Conflict makes for good stories. I made the Claus family large - they have seven children - to enhance their bleak appearance. They all wear drab clothing: muted greens and browns. The children have relatively common names: Willie, Millie, Joey, Zoe, Larry and Mary. Santa has an unusual name and wears a bright red jumpsuit. So it's clear he's a misfit.
6. How did you decide what he would look like as a child? Do you do a lot of doodling before deciding on your characters' final look?
Doodling was definitely done. In the end, Santa's outfit became part of the contrast with his family. While they all wear heavy parkas, ear muffs, scarves and winter hats, Santa appears in a simple, stylish, thermal jumpsuit. Coloured red, of course!
7. We love the humorous touches and clues in the illustrations; do you have a favourite moment?
Much of the fun - unique to picture books - is finding things in the illustrations that are only hinted at or not mentioned in the text. Page turns only add to the fun. In Little Santa, our hero approaches what looks like a tree branch sticking out of the snow. Turning the page, we discover the branch is not a branch at all, but the antler of a large reindeer.
8. How do you create your illustrations?
Little Santa was painted in opaque water color, or gouache.
9. Which spread are you happiest with?
There's a page near the beginning, that always makes me chuckle. The Clauses announce that they have decided to move to Florida. Santa, a true-blue North Poler, appeals to them to stay: "Won't you miss all the pine trees, and the icicles, and the miles and miles of snow?" Their response is short and sweet: "No, Santa, we won't."
10. Where and when do you write and illustrate your stories?
I work in a small, cluttered room, which has a nice view of a nearby park, which I hide with thick curtains most of the time, in order to cut down the glare on my computer screen. My little dog is often sleeping in a chair just beside me. I take a break to walk her, or to play tennis down the street with my long-time partner Rong, a 76-year old retired architect from China. He doesn't speak English and I don't speak Chinese, so we communicate with text messages via Google translate.
11. What would you like (grown up) Santa to bring you this Christmas?
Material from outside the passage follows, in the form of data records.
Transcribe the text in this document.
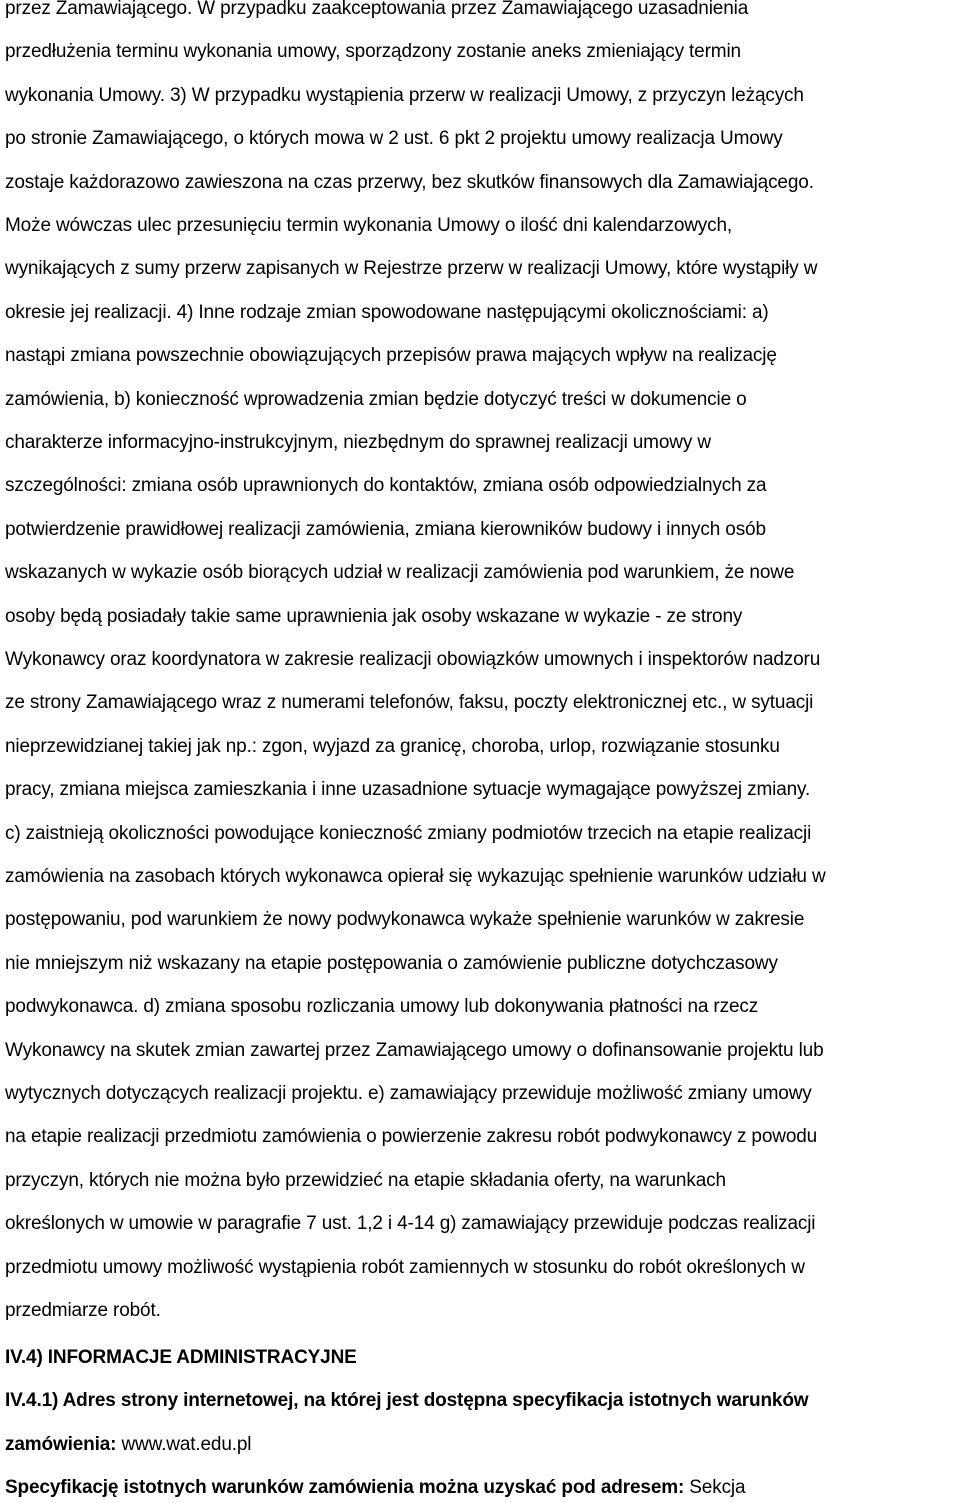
przez Zamawiającego. W przypadku zaakceptowania przez Zamawiającego uzasadnienia
przedłużenia terminu wykonania umowy, sporządzony zostanie aneks zmieniający termin
wykonania Umowy. 3) W przypadku wystąpienia przerw w realizacji Umowy, z przyczyn leżących
po stronie Zamawiającego, o których mowa w 2 ust. 6 pkt 2 projektu umowy realizacja Umowy
zostaje każdorazowo zawieszona na czas przerwy, bez skutków finansowych dla Zamawiającego.
Może wówczas ulec przesunięciu termin wykonania Umowy o ilość dni kalendarzowych,
wynikających z sumy przerw zapisanych w Rejestrze przerw w realizacji Umowy, które wystąpiły w
okresie jej realizacji. 4) Inne rodzaje zmian spowodowane następującymi okolicznościami: a)
nastąpi zmiana powszechnie obowiązujących przepisów prawa mających wpływ na realizację
zamówienia, b) konieczność wprowadzenia zmian będzie dotyczyć treści w dokumencie o
charakterze informacyjno-instrukcyjnym, niezbędnym do sprawnej realizacji umowy w
szczególności: zmiana osób uprawnionych do kontaktów, zmiana osób odpowiedzialnych za
potwierdzenie prawidłowej realizacji zamówienia, zmiana kierowników budowy i innych osób
wskazanych w wykazie osób biorących udział w realizacji zamówienia pod warunkiem, że nowe
osoby będą posiadały takie same uprawnienia jak osoby wskazane w wykazie - ze strony
Wykonawcy oraz koordynatora w zakresie realizacji obowiązków umownych i inspektorów nadzoru
ze strony Zamawiającego wraz z numerami telefonów, faksu, poczty elektronicznej etc., w sytuacji
nieprzewidzianej takiej jak np.: zgon, wyjazd za granicę, choroba, urlop, rozwiązanie stosunku
pracy, zmiana miejsca zamieszkania i inne uzasadnione sytuacje wymagające powyższej zmiany.
c) zaistnieją okoliczności powodujące konieczność zmiany podmiotów trzecich na etapie realizacji
zamówienia na zasobach których wykonawca opierał się wykazując spełnienie warunków udziału w
postępowaniu, pod warunkiem że nowy podwykonawca wykaże spełnienie warunków w zakresie
nie mniejszym niż wskazany na etapie postępowania o zamówienie publiczne dotychczasowy
podwykonawca. d) zmiana sposobu rozliczania umowy lub dokonywania płatności na rzecz
Wykonawcy na skutek zmian zawartej przez Zamawiającego umowy o dofinansowanie projektu lub
wytycznych dotyczących realizacji projektu. e) zamawiający przewiduje możliwość zmiany umowy
na etapie realizacji przedmiotu zamówienia o powierzenie zakresu robót podwykonawcy z powodu
przyczyn, których nie można było przewidzieć na etapie składania oferty, na warunkach
określonych w umowie w paragrafie 7 ust. 1,2 i 4-14 g) zamawiający przewiduje podczas realizacji
przedmiotu umowy możliwość wystąpienia robót zamiennych w stosunku do robót określonych w
przedmiarze robót.
IV.4) INFORMACJE ADMINISTRACYJNE
IV.4.1) Adres strony internetowej, na której jest dostępna specyfikacja istotnych warunków
zamówienia: www.wat.edu.pl
Specyfikację istotnych warunków zamówienia można uzyskać pod adresem: Sekcja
If Santa had time in his busy schedule, I would like to find out how he feels about my book, whether it's entirely accurate, whether there's anything I left out, whether I captured the remoteness of the North Pole, or his surprise at meeting a flying reindeer. I'd also like to know whether he visits his parents and siblings in Florida, in-person, or whether he prefers to use Zoom or Facetime.